Federal Eliquis Blood Thinner Lawsuits Assigned to New York, State Suits Pending


. By Gordon Gibb

While the number of Eliquis side effects lawsuits continue to number at about 100, that number is expected to continue climbing as the Eliquis blood thinner continues to pose a risk to patients for injury, and in some cases death. Those are amongst the allegations in several lawsuits concerning the blood thinner approved by the US Food and Drug Administration (FDA) in 2012 that was allowed into the market without available means to reliably stop a serious bleeding event.

There have been a host of new-age blood thinners introduced to the market within the last decade aimed at providing an alternative to warfarin (Coumadin), a reliable but high-maintenance blood thinner employed for the last fifty years but requiring intensive and active monitoring in order to maintain a reliable safety zone of optimum anti-coagulation for prevention of stroke and blood clot, without tipping the scales towards higher risk of serious hemorrhages or bleeding events.

Should a serious bleeding event occur with the Eliquis blood thinner, doctors have fewer options for stemming the hemorrhage given that the Eliquis anticoagulant – like others before it – was allowed into the market without an available antidote. In contrast, the anticoagulation properties of Coumadin (warfarin), can be effectively reversed with an infusion of Vitamin K. Eliquis (apixaban), akin to other latter-generation blood thinners, does not respond to Vitamin K. Plaintiffs in Eliquis injury lawsuits have claimed surprise over the lack of an antidote, and assert the manufacturers of Eliquis – Pfizer Inc. and Bristol-Myers Squibb – were negligent in claiming their product required less-stringent monitoring.

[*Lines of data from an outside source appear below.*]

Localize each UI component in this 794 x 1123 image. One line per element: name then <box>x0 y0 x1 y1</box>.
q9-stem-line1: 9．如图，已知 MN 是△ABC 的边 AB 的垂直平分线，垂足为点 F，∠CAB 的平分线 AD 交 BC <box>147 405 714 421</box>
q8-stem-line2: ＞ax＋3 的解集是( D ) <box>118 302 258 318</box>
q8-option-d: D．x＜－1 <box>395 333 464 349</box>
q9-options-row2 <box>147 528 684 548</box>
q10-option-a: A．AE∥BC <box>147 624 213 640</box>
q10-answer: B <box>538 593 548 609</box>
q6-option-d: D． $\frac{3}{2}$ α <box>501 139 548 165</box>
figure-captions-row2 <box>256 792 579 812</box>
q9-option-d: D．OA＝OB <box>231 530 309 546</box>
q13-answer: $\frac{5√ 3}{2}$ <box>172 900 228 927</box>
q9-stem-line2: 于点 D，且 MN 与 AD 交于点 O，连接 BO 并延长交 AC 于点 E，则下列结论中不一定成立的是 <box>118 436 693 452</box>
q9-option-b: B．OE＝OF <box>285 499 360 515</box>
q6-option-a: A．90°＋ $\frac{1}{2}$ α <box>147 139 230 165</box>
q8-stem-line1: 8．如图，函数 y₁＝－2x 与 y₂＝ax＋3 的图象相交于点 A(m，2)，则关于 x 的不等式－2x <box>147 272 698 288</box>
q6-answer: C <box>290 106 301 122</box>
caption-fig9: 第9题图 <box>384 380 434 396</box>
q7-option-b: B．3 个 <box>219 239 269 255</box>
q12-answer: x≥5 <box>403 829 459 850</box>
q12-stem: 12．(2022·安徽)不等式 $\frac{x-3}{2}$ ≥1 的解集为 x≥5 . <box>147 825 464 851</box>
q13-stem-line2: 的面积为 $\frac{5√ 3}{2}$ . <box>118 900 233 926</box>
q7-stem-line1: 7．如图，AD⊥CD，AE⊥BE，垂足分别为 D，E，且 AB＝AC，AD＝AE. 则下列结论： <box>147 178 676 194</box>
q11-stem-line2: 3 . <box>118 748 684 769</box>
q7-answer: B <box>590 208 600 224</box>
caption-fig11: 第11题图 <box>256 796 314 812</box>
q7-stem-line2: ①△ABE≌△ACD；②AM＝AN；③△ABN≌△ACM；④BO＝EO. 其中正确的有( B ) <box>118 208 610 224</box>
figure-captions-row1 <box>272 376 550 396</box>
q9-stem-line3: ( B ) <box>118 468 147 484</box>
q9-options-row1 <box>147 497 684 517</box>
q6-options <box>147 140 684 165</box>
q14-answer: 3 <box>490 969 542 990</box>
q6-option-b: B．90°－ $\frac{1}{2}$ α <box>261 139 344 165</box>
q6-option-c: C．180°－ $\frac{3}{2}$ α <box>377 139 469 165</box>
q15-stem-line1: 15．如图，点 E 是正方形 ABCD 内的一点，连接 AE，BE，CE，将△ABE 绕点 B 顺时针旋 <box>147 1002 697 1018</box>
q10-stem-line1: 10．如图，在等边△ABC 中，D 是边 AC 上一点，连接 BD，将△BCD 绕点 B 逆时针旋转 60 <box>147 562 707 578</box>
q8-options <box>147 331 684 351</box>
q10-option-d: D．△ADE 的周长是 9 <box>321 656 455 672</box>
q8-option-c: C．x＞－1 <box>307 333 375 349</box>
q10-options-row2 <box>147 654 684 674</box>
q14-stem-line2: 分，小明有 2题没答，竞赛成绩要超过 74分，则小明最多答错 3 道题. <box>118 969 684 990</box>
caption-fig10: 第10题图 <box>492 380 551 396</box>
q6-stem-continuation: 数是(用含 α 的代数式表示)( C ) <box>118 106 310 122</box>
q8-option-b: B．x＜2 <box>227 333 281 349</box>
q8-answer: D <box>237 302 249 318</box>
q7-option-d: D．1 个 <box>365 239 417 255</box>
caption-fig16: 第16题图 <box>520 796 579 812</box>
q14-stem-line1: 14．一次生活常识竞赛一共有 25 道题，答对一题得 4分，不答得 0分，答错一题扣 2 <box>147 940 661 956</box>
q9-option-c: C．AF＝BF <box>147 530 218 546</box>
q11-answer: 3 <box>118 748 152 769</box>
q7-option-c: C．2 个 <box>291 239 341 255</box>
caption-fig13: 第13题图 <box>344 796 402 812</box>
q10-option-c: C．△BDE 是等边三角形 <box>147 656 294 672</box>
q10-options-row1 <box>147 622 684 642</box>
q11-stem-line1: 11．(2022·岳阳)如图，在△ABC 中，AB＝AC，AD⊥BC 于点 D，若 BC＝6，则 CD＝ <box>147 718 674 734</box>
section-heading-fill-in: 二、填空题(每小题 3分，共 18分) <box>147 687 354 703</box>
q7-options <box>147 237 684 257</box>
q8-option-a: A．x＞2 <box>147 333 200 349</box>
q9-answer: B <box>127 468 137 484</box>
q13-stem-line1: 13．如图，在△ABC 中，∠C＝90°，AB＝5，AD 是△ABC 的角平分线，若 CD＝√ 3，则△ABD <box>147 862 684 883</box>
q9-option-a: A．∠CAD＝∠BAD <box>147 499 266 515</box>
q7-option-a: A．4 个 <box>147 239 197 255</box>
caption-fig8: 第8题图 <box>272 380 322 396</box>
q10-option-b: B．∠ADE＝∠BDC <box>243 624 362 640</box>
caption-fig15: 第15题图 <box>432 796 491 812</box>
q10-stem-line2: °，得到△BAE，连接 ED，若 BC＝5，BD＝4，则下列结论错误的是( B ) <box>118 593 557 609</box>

Federal Eliquis lawsuits have since been consolidated in multidistrict litigation in the Southern District of New York (In Re: Eliquis (apixaban) Products Liability Litigation – MDL No. 2754). There are about 50 lawsuits housed federally in the MDL now assigned to the US District Court, Southern District of New York before US District Judge Denise L. Cote.

There remains, at the least about an equal number of cases filed at the state level in California. To that end, The Judicial Panel on Multidistrict Litigation is considering a further consolidation of state cases, at a venue to be determined later this spring.

With the wave of post-war Baby Boomers continuing to age, the demand for blood thinners is expected to rise given the breadth and depth of this particular demographic and the continuing need to protect against stroke, blood clots and other cardiovascular issues. Assuming that patients and the caregivers continue to embrace, initially, the crop of next-generation blood thinners lacking a reversing agent, it is expected lawsuits will rise in kind. Warfarin, a blood thinner used for decades, appears to be somewhat unique in its capacity to be reversed in an infusion of Vitamin K.

In comparison, the growing stock of next-generation anticoagulants has been allowed into the market without a reversing agent. The resulting shift away from a high-maintenance heritage product with an emergency exit, if you will – to lower-maintenance products without that all-important escape hatch – combines with an aging population to a perfect storm from which the only shelter comes courtesy of the courts.